“Office off Winthrop and Eighth. Upstairs. No signage. You’ll find it.”
I grab my jacket and keys, already moving toward the door. “Text me the access code.”
“It’s unlocked,” he says. “I’m not expecting company. Just hurry.”
I end the call and shove the phone in my pocket, the adrenaline already working its way through my veins like a secondheartbeat. I do not know what I’m walking into, but I know one thing for certain.
If Holt is as dangerous as I think he is, he just made the worst mistake of his life because now he is my problem too.
19
IVY
Slivers of morning light drip through the kitchen window like honey, slow and golden, warming the porcelain of my tea mug until it’s almost too warm to touch. I sit curled in the corner of the breakfast nook, a blanket wrapped around my shoulders, fingers cupped around the rim as steam rises to meet my lips. The tea is soft, chamomile with a hint of rose, and though it’s not the bold flavor I usually crave, it settles in my chest like comfort. I sip slowly, rocking slightly in the seat, one palm resting on the small swell of my belly.
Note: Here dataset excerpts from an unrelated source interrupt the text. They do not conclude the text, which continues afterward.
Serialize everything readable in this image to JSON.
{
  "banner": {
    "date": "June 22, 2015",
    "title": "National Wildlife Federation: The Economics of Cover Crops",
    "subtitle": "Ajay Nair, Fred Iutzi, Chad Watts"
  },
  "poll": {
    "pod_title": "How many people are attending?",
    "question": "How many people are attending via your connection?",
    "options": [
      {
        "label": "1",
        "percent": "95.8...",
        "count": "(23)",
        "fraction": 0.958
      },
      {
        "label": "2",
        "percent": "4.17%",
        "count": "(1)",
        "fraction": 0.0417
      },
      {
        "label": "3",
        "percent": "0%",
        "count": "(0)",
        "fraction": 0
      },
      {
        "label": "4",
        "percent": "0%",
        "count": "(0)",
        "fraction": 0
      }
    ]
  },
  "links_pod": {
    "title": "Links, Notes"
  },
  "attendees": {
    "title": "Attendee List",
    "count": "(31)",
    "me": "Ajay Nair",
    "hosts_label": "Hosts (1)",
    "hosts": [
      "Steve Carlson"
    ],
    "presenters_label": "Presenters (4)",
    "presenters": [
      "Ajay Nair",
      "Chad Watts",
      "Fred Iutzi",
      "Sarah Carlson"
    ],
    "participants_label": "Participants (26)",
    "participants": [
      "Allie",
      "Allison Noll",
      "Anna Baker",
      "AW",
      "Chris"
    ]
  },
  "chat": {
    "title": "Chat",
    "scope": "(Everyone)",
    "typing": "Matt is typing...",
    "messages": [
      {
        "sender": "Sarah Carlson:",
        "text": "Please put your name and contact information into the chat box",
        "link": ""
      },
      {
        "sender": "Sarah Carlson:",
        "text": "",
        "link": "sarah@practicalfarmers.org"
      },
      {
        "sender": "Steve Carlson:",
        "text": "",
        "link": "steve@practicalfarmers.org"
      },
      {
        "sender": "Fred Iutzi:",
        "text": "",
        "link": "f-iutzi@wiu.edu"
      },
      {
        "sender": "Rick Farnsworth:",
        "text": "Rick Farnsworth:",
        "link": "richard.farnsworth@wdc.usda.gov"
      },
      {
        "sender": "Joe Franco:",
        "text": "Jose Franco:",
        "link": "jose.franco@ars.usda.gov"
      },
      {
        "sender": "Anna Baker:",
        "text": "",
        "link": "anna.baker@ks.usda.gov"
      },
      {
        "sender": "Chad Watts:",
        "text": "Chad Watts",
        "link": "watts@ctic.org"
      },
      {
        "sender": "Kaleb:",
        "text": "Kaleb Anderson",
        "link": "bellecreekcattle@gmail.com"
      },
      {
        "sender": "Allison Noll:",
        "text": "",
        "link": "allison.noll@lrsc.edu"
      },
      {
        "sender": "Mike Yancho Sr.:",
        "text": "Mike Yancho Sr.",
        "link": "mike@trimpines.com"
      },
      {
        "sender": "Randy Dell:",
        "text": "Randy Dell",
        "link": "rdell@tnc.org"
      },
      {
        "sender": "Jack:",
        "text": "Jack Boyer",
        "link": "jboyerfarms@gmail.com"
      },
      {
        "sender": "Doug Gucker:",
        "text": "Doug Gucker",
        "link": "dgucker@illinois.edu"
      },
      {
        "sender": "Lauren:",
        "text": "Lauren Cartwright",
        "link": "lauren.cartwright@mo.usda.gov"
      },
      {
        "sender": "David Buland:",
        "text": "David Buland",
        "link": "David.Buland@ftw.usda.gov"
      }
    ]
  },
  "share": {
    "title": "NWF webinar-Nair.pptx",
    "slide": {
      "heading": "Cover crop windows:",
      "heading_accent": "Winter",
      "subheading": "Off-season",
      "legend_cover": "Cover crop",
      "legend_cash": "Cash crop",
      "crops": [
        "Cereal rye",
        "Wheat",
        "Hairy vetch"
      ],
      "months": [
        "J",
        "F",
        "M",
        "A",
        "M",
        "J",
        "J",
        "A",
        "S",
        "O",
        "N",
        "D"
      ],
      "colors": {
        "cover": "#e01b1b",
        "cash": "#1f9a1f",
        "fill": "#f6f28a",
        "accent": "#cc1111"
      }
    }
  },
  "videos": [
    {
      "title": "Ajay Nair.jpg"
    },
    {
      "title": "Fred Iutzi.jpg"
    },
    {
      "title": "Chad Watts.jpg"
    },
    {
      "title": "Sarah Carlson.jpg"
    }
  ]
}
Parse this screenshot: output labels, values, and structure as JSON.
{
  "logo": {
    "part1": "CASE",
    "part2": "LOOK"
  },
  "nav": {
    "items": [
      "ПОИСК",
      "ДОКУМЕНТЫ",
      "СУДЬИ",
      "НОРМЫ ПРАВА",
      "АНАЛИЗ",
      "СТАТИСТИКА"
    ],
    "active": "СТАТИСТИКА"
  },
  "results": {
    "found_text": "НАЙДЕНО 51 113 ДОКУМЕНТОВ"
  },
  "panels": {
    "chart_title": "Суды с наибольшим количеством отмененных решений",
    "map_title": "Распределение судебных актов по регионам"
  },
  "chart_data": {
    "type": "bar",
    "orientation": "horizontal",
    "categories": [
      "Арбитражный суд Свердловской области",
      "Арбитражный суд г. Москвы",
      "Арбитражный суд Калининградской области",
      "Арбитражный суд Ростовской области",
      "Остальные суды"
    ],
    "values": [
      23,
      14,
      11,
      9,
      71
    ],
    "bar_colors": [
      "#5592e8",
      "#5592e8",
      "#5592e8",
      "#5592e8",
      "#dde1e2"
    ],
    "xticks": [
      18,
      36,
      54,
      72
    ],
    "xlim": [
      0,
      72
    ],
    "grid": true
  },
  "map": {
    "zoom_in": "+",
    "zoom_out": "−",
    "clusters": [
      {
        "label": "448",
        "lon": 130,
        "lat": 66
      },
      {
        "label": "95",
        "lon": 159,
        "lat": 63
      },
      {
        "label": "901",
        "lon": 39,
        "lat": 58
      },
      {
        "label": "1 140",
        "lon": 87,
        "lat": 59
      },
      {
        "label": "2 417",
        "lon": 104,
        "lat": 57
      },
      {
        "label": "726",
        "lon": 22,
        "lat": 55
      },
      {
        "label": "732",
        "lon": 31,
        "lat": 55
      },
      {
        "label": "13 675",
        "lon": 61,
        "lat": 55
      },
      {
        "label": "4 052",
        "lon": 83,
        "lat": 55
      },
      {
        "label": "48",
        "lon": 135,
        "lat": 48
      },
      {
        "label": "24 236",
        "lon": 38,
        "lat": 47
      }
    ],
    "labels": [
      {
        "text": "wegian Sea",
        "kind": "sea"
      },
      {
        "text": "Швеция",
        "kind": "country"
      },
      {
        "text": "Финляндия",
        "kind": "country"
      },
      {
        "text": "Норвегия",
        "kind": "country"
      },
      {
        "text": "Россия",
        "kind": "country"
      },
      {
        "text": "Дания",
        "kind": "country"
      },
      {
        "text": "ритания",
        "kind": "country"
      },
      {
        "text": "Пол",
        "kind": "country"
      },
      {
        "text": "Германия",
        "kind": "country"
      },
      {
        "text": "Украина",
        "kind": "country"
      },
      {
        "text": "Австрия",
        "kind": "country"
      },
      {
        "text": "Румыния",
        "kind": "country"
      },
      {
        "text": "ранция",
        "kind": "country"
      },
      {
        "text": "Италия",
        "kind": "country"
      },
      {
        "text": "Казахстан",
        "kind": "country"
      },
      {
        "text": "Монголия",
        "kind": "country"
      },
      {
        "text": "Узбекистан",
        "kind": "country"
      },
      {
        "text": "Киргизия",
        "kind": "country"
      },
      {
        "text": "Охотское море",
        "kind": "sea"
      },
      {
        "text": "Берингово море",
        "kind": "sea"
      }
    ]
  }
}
It’s still barely visible, just a softness, like the edge of a secret I’m still learning how to hold. But inside, something feels certain, like instinct whispering through my bones. A girl. I don’t know how I know, only that I do. I see her sometimes when I close my eyes, in flashes of soft cotton dresses and wild curls, in laughter that echoes across sunlit porches and small fingers wrapped tightly around mine.
I think about what it will mean to raise her. To teach her how to be strong in a world that doesn’t always know what to do with girls who speak their minds. I want to show her softnesstoo, not just steel. I want her to have a room with yellow walls and floating shelves, a window that catches morning sun, a place where she can grow into her own skin without fear. I picture rocking her in the evenings, humming songs I’ve half-forgotten from my childhood, holding her close while the world outside fades to quiet.
The thought makes my throat tighten, so I take another sip, focus on the warmth.
The court hearing is scheduled for noon, and I dress with care, not because I want to impress anyone but because today feels like the end of something that has dragged on far too long. The final stage of my parents’ divorce has taken months, a slow unspooling of bitterness and old wounds that neither of them could leave buried. A cab takes me to the court, and about an hour later, I find myself on the hard bench with my hands clasped tightly in my lap, listening as the lawyers speak. My mother cries again, soft and tired, while my father avoids her gaze entirely.
When the gavel comes down, it’s not relief I feel. It’s emptiness. Like watching a house burn that you stopped living in a long time ago. As I stand to leave, Mom nods briefly at me, her eyes shining with tears. I react instinctively and pull her in for a hug, but she shirks away at the last minute, her face pale. Sadness claws at my gut, but I bury it down. We don’t do affection in the Dawson household. Father leaves without speaking to any of us, so at least I’m spared the misery of small talk with him.
Drew is waiting for me outside, hands shoved deep into the pockets of his jacket, expression tight around the edges. He doesn’t say much, just slips an arm around my shoulders and steers me toward the car. We drive in silence until he pulls into a familiar lot and turns toward me with a small, sheepish smile.
“Figured we could use ice cream,” he says.
I nod, a little too quickly.
We find a quiet spot at the edge of the park, just beyond the row of food trucks that line the green. Blair and Cassie meet us there, their laughter easy as they spot us. Cassie bounds over and immediately wraps me in a hug.
“Look at you,” she beams. “Pregnancy glow is real.”
I try to smile. The warmth of the sun filters through the trees, and for a while, it almost feels like a perfect afternoon. We sit on a worn blanket Blair spreads over the grass, our cups of melting ice cream balanced in laps as children shriek somewhere nearby, chasing bubbles.
Cassie starts flipping through baby name apps on her phone while Blair asks if I’ve started thinking about nursery colors. I tell them soft greens, maybe pale blue, and Cassie jokes that I’m already nesting.
Then Drew’s voice cuts in, quiet but direct.
“So… is the father at least going to be involved?”
The spoon stills in my hand. My throat goes dry, and for a long second, I forget how to breathe.
I open my mouth, but no words come.
Cassie looks at me, wide-eyed. Blair glares at Drew.
“Seriously?” she snaps. “Can we not do this today?”
Drew raises his hands. “I’m just asking. She’s not alone in this.”
But I am. And the truth of it makes my eyes sting.
I blink fast, pretend I’m too focused on the vanilla melting in my cup to speak. Blair reaches over and gently brushes a strand of hair from my face, the softness in her touch making it worse somehow.
“Ivy,” she says, low and careful, “you don’t have to answer that right now.”